- Born: Paul Geoffrey Reade 10 January 1943 Liverpool, England, United Kingdom
- Died: 7 June 1997 (aged 54)
- Genres: Television, ballet
- Occupation: Composer

= Paul Reade =

British composer (1943–1997)

Paul Geoffrey Reade (10 January 1943 – 7 June 1997) was an English composer. Born in Liverpool, he studied piano and composition (1962-1965) at the Royal Academy of Music with Alan Richardson and worked at English National Opera as a répétiteur. In 1991 he received an Ivor Novello Award for his theme music for The Victorian Kitchen Garden television series.

==Career==
Reade's first piece for orchestra, Overture to a City, was performed in 1965 by the Academy Orchestra under Maurice Handford. From the late 1960s he became well known as a composer for children's television, with credits including the theme tune and many songs for Play School in 1968. (He was also the Play School pianist). He arranged the Beethoven extracts heard by millions of children in the surreal animated series Ludwig. His other children's television credits include The Flumps, Crystal Tipps and Alistair, Alphabet Castle and Mortimer and Arabel. There is also a full length opera for children, David and Goliath (1975), which was successfully revived by Stephen Lawless at the Buxton Festival in 1985.

He also composed the scores for the BBC Classic serials A Tale of Two Cities (1980), Great Expectations (1981) and Jane Eyre (1983). The music for The Victorian Kitchen Garden (1989) has been published in various arrangements and continues to be played in recitals and music examinations. With Tim Gibson he composed the theme music for the Antiques Roadshow.

Several works featuring narrator and orchestra for young people appeared in the 1980s, written for the Manchester Camerata, including Cinderella (1980) and The Midas Touch (1982). They were premiered at the Royal Exchange, Manchester and later broadcast, with narrations by Michael Hordern and Nigel Hawthorne. The Camerata commissioned Reade's Flute Concerto in 1985, first performed by his future wife Philippa Davies. The orchestral song cycle Chants du Roussillon, first performed in 1988 at Moura Lympany's Rasiguères Festival, were written for the soprano Elizabeth Harwood and subsequently recorded by Virginia Kerr.
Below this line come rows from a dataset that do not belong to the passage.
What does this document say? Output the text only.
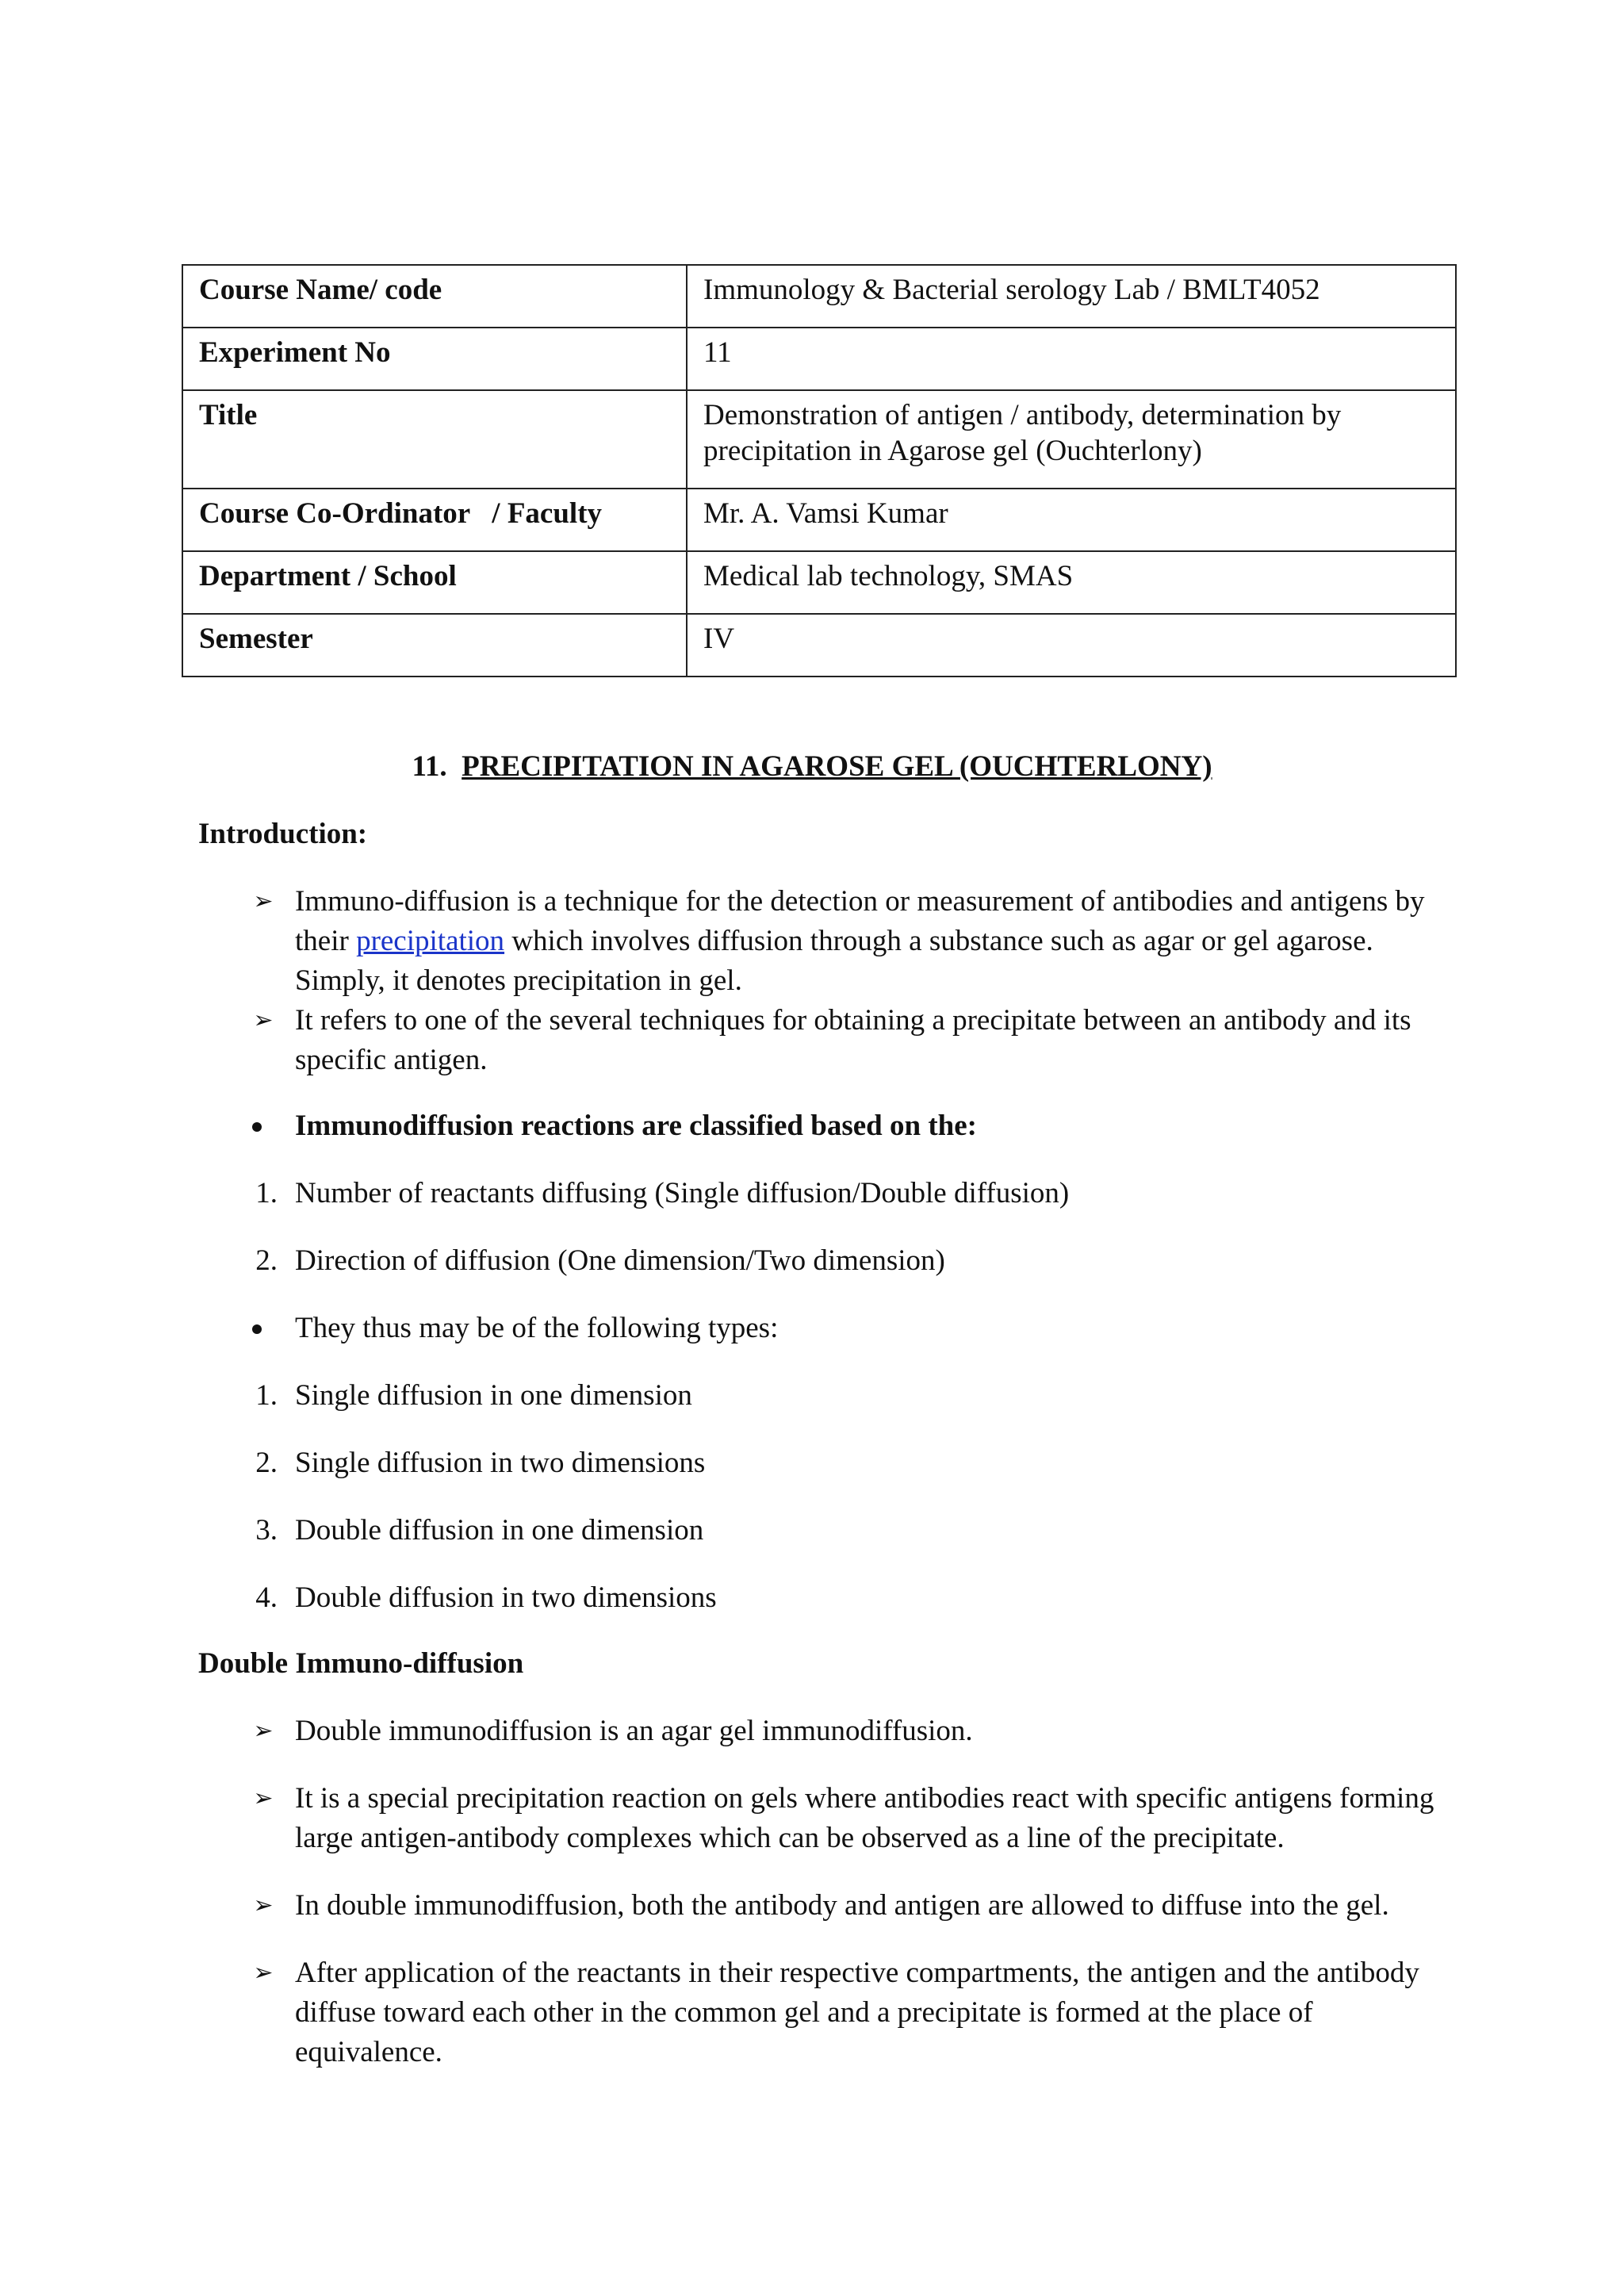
Course Name/ code	Immunology & Bacterial serology Lab / BMLT4052
Experiment No	11
Title	Demonstration of antigen / antibody, determination by precipitation in Agarose gel (Ouchterlony)
Course Co-Ordinator   / Faculty	Mr. A. Vamsi Kumar
Department / School	Medical lab technology, SMAS
Semester	IV
11. PRECIPITATION IN AGAROSE GEL (OUCHTERLONY)
Introduction:
➢ Immuno-diffusion is a technique for the detection or measurement of antibodies and antigens by their precipitation which involves diffusion through a substance such as agar or gel agarose. Simply, it denotes precipitation in gel.
➢ It refers to one of the several techniques for obtaining a precipitate between an antibody and its specific antigen.
Immunodiffusion reactions are classified based on the:
1. Number of reactants diffusing (Single diffusion/Double diffusion)
2. Direction of diffusion (One dimension/Two dimension)
They thus may be of the following types:
1. Single diffusion in one dimension
2. Single diffusion in two dimensions
3. Double diffusion in one dimension
4. Double diffusion in two dimensions
Double Immuno-diffusion
➢ Double immunodiffusion is an agar gel immunodiffusion.
➢ It is a special precipitation reaction on gels where antibodies react with specific antigens forming large antigen-antibody complexes which can be observed as a line of the precipitate.
➢ In double immunodiffusion, both the antibody and antigen are allowed to diffuse into the gel.
➢ After application of the reactants in their respective compartments, the antigen and the antibody diffuse toward each other in the common gel and a precipitate is formed at the place of equivalence.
Choral works include the cantatas The Journey of the Winds (1976) and Ballads of Judas Iscariot (1988). His chamber music in particular shows the influence of French impressionism, tempered by the English pastoral style. Examples include the Saxophone Quartet (1979) and Aspects of a Landscape for solo oboe.
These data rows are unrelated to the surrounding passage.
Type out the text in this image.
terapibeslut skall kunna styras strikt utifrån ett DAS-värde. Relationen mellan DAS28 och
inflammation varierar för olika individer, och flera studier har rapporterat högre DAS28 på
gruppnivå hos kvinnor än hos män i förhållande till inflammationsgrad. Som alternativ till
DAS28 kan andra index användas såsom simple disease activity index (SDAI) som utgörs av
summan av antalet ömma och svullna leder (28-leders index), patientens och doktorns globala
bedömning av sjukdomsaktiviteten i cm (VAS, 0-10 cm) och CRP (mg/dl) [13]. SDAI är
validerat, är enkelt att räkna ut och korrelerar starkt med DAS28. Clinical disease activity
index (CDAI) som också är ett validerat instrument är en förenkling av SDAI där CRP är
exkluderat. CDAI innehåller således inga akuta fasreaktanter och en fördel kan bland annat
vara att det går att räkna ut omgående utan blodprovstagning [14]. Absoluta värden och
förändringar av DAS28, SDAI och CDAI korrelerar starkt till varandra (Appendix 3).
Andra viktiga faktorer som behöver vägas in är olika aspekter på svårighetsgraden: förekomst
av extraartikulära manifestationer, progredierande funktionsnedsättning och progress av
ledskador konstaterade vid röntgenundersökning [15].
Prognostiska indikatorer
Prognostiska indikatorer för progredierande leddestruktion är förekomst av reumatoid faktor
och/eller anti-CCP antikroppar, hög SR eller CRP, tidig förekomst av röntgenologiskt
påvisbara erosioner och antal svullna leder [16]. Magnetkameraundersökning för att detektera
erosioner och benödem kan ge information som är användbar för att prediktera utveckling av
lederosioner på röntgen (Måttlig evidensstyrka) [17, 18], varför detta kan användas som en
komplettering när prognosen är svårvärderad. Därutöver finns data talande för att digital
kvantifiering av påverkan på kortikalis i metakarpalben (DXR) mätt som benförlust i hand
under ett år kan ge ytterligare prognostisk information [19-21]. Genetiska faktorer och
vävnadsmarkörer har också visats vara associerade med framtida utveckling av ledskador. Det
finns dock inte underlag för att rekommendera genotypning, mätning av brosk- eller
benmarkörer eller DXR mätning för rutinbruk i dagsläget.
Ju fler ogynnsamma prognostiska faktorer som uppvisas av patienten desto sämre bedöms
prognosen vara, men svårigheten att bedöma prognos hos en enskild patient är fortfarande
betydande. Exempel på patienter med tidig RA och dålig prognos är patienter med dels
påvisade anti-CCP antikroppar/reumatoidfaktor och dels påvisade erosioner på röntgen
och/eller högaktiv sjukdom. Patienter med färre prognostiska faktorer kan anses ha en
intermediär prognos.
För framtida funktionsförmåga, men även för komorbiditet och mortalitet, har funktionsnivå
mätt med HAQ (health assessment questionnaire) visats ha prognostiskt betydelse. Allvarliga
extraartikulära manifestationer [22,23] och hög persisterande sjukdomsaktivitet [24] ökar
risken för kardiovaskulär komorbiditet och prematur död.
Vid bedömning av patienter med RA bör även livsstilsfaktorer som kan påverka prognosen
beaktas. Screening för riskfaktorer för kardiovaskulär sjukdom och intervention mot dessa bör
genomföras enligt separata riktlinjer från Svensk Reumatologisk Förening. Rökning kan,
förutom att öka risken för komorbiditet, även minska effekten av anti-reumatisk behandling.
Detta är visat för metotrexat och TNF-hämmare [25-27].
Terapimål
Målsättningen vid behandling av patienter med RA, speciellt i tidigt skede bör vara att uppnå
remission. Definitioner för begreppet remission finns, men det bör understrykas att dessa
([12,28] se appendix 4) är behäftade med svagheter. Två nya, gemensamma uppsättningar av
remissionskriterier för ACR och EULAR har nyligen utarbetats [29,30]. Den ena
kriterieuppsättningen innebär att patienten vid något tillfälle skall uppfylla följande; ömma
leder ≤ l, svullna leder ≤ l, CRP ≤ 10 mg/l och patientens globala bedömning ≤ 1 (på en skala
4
Reade eventually turned to ballet; among the latter works he scored were Hobson's Choice in 1989 (choreographed by David Bintley from the eponymous play), and 1996's Far from the Madding Crowd (after the work by Thomas Hardy). Hobson's Choice was recorded by the Royal Ballet Sinfonia and released on ASV Records in 1993, while Far From the Madding Crowd was recorded by the Sinfonia in 1998 on Black Box.
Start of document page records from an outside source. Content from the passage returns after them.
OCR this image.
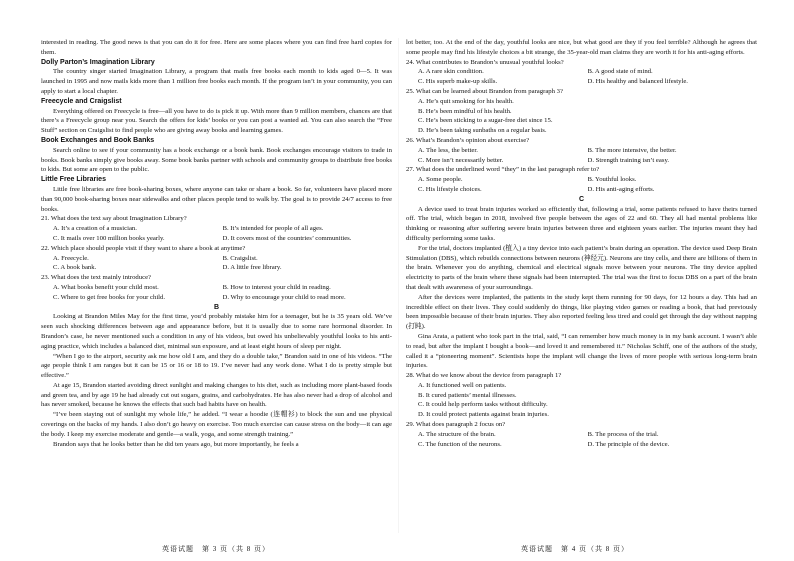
interested in reading. The good news is that you can do it for free. Here are some places where you can find free hard copies for them.

Dolly Parton’s Imagination Library

The country singer started Imagination Library, a program that mails free books each month to kids aged 0—5. It was launched in 1995 and now mails kids more than 1 million free books each month. If the program isn’t in your community, you can apply to start a local chapter.

Freecycle and Craigslist

Everything offered on Freecycle is free—all you have to do is pick it up. With more than 9 million members, chances are that there’s a Freecycle group near you. Search the offers for kids’ books or you can post a wanted ad. You can also search the “Free Stuff” section on Craigslist to find people who are giving away books and learning games.

Book Exchanges and Book Banks

Search online to see if your community has a book exchange or a book bank. Book exchanges encourage visitors to trade in books. Book banks simply give books away. Some book banks partner with schools and community groups to distribute free books to kids. But some are open to the public.

Little Free Libraries

Little free libraries are free book-sharing boxes, where anyone can take or share a book. So far, volunteers have placed more than 90,000 book-sharing boxes near sidewalks and other places people tend to walk by. The goal is to provide 24/7 access to free books.

21. What does the text say about Imagination Library?

A. It’s a creation of a musician.	B. It’s intended for people of all ages.
C. It mails over 100 million books yearly.	D. It covers most of the countries’ communities.

22. Which place should people visit if they want to share a book at anytime?

A. Freecycle.	B. Craigslist.
C. A book bank.	D. A little free library.

23. What does the text mainly introduce?

A. What books benefit your child most.	B. How to interest your child in reading.
C. Where to get free books for your child.	D. Why to encourage your child to read more.
B

Looking at Brandon Miles May for the first time, you’d probably mistake him for a teenager, but he is 35 years old. We’ve seen such shocking differences between age and appearance before, but it is usually due to some rare hormonal disorder. In Brandon’s case, he never mentioned such a condition in any of his videos, but owed his unbelievably youthful looks to his anti-aging practice, which includes a balanced diet, minimal sun exposure, and at least eight hours of sleep per night.

“When I go to the airport, security ask me how old I am, and they do a double take,” Brandon said in one of his videos. “The age people think I am ranges but it can be 15 or 16 or 18 to 19. I’ve never had any work done. What I do is pretty simple but effective.”

At age 15, Brandon started avoiding direct sunlight and making changes to his diet, such as including more plant-based foods and green tea, and by age 19 he had already cut out sugars, grains, and carbohydrates. He has also never had a drop of alcohol and has never smoked, because he knows the effects that such bad habits have on health.

“I’ve been staying out of sunlight my whole life,” he added. “I wear a hoodie (连帽衫) to block the sun and use physical coverings on the backs of my hands. I also don’t go heavy on exercise. Too much exercise can cause stress on the body—it can age the body. I keep my exercise moderate and gentle—a walk, yoga, and some strength training.”

Brandon says that he looks better than he did ten years ago, but more importantly, he feels a

lot better, too. At the end of the day, youthful looks are nice, but what good are they if you feel terrible? Although he agrees that some people may find his lifestyle choices a bit strange, the 35-year-old man claims they are worth it for his anti-aging efforts.

24. What contributes to Brandon’s unusual youthful looks?

A. A rare skin condition.	B. A good state of mind.
C. His superb make-up skills.	D. His healthy and balanced lifestyle.

25. What can be learned about Brandon from paragraph 3?

A. He’s quit smoking for his health.
B. He’s been mindful of his health.
C. He’s been sticking to a sugar-free diet since 15.
D. He’s been taking sunbaths on a regular basis.

26. What’s Brandon’s opinion about exercise?

A. The less, the better.	B. The more intensive, the better.
C. More isn’t necessarily better.	D. Strength training isn’t easy.

27. What does the underlined word “they” in the last paragraph refer to?

A. Some people.	B. Youthful looks.
C. His lifestyle choices.	D. His anti-aging efforts.
C

A device used to treat brain injuries worked so efficiently that, following a trial, some patients refused to have theirs turned off. The trial, which began in 2018, involved five people between the ages of 22 and 60. They all had mental problems like thinking or reasoning after suffering severe brain injuries between three and eighteen years earlier. The injuries meant they had difficulty performing some tasks.

For the trial, doctors implanted (植入) a tiny device into each patient’s brain during an operation. The device used Deep Brain Stimulation (DBS), which rebuilds connections between neurons (神经元). Neurons are tiny cells, and there are billions of them in the brain. Whenever you do anything, chemical and electrical signals move between your neurons. The tiny device applied electricity to parts of the brain where these signals had been interrupted. The trial was the first to focus DBS on a part of the brain that dealt with awareness of your surroundings.

After the devices were implanted, the patients in the study kept them running for 90 days, for 12 hours a day. This had an incredible effect on their lives. They could suddenly do things, like playing video games or reading a book, that had previously been impossible because of their brain injuries. They also reported feeling less tired and could get through the day without napping (打盹).

Gina Arata, a patient who took part in the trial, said, “I can remember how much money is in my bank account. I wasn’t able to read, but after the implant I bought a book—and loved it and remembered it.” Nicholas Schiff, one of the authors of the study, called it a “pioneering moment”. Scientists hope the implant will change the lives of more people with serious long-term brain injuries.

28. What do we know about the device from paragraph 1?

A. It functioned well on patients.
B. It cured patients’ mental illnesses.
C. It could help perform tasks without difficulty.
D. It could protect patients against brain injuries.

29. What does paragraph 2 focus on?

A. The structure of the brain.	B. The process of the trial.
C. The function of the neurons.	D. The principle of the device.
英语试题　第 3 页（共 8 页）	英语试题　第 4 页（共 8 页）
A recording of vocal, orchestral and chamber works, A Celebration of Paul Reade, was issued in 2023 by Signum Records, including Chants du Roussillon, Song of the Birds, Suite from The Victorian Garden, the Serenata for Wind Sextet, and Catalonia, the first movement of a proposed bassoon concerto, which was the last piece that Reade composed. Also left unfinished was a harmonica concerto for Larry Adler.

== Death ==
Reade died of cancer on 7 June 1997. He was survived by his wife Philippa Davies (the principal flautist of the London Mozart Players), as well as his ex-wife Mary Clark (married 1965, divorced 1985), and their son and daughter.